Ética no governo

Esperar um comportamento comumente ético dos governos de países do terceiro mundo, como o nosso, é acreditar em milagres. Onde existem enormes diferenças sociais, a tendência é os privilegiados mais se privilegiarem à custa dos menos aquinhoados. E estes acabarem conformando-se com a exploração, tolerando-a, acreditando que faz parte do jogo. Não raro, quando alguém das classes exploradas logra o milagre de passar para o outro lado, aproveita-se das vantagens imorais, como se direito tivesse, já que benefícios imorais sempre foram aceitos como direitos naturais dos que ascendem ao poder. O pecado na vida pública é digno de muitas indulgências. Ou considerado perfeitamente aceitável.

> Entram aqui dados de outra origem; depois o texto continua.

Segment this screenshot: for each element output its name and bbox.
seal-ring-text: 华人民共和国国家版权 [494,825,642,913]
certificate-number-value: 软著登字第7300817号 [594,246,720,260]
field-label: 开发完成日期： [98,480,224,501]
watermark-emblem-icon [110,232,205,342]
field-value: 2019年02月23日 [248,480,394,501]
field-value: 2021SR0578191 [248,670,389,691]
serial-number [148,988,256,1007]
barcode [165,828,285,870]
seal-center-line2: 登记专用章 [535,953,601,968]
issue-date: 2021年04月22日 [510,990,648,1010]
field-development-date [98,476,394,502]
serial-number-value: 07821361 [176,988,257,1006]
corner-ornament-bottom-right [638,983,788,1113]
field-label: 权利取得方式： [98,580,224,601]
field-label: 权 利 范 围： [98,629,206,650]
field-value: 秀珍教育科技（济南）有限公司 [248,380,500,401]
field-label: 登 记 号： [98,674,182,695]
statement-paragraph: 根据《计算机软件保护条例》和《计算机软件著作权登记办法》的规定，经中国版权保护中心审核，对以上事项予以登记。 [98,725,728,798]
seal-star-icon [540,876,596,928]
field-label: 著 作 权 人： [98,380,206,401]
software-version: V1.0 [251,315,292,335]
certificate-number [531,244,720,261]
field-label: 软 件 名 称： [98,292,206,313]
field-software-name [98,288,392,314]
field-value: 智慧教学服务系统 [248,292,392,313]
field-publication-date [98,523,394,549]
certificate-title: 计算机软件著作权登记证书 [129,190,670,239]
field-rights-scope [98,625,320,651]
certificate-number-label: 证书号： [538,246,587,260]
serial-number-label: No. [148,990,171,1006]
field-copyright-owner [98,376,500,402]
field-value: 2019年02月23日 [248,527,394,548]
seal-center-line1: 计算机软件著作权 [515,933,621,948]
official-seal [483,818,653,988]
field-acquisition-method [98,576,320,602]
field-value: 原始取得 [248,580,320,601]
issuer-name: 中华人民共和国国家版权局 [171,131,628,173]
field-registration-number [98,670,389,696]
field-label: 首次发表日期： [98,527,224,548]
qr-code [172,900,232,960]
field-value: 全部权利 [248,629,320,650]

“Sou! Mas quem não é?” – diz a piada.

Entre o povo, sempre existiu a expressão: “Mudam as moscas, mas o monte é sempre o mesmo”, para traduzir um espetáculo fétido que, de tanto se repetir, já acostumou as narinas da sociedade e impregnou-se nos costumes políticos. O famoso político mineiro Benedito Valadares – aquele que inspirou a expressão “será o Benedito?” -, quando alguma coisa inusitada acontecia, costumava dizer: “Aos amigos, tudo. Aos inimigos, a lei”. Com esta regra, queria dizer que os amigos têm plena indulgência, podem enriquecer nos cargos públicos, quando não roubar e perseguir os adversários. Já aos inimigos, deve-se aplicar a lei. E a lei, pelo menos em tese, tem regras que, mesmo não sendo obedecidas, são mais rigorosas que os costumes e contém normas coercitivas. Na lei existe demissão, suspensão, cadeia e outras quimeras tão poucas vezes aplicadas no Brasil. A não ser que seja contra os inimigos, pois como dizia o Benedito, aos amigos tudo é permitido.

Tal acontece quando o grupo que está no poder ou por ele porfia, há muitos anos partilha de uma luta comum, a ponto de seus membros deixarem de ser meros correligionários para se transformarem em “companheiros”. Bons exemplos tem dado o PT, desde que ainda era um partido revolucionário buscando o poder. Lembremo-nos dos episódios de Porto Alegre, quando o PT foi acusado de financiar-se com dinheiro do jogo do bicho e sua sede pertencia e era sustentada por “laranjas” de duvidosa honorabilidade. Ou dos episódios no ABC paulista, onde surgiram processos de corrupção envolvendo empresas de transporte e prefeituras. Houve até o assassinato de um prefeito petista. Não são as provas que espantam, mas o cheiro que enjoa.

Em todos os casos, e em outros mais, o perdão era prévio, pois se tratava de companheiros. A estes, tudo. Aos inimigos, a lei. Mas esse procedimento começa a promover um desgaste perigoso no governo Lula e no PT, sempre pregadores da melhor ética na política. Na semana passada, dois senadores levantaram duras acusações a Lula pela condescendência com episódios, como o da companheira Benedita da Silva, ministra que foi a uma reunião religiosa em Buenos Aires por conta do erário. E ainda teve a complacência e o perdão do presidente, pois “aos amigos, tudo”. Ou o do ministro que foi aos Jogos Pan-Americanos e acabou tendo de devolver dinheiro.

Um dos senadores criticou a frouxidão da ética governamental por dever de ofício. Foi Arthur Virgílio, do PSDB, partido de oposição. Mas o segundo foi o ético peemedebista Pedro Simon, uma das maiores lideranças do aliado PMDB. É hora de o PT recuperar seu comportamento ético. É o de menos, já que para o demais, que não tem feito, sobejam-lhe escusas.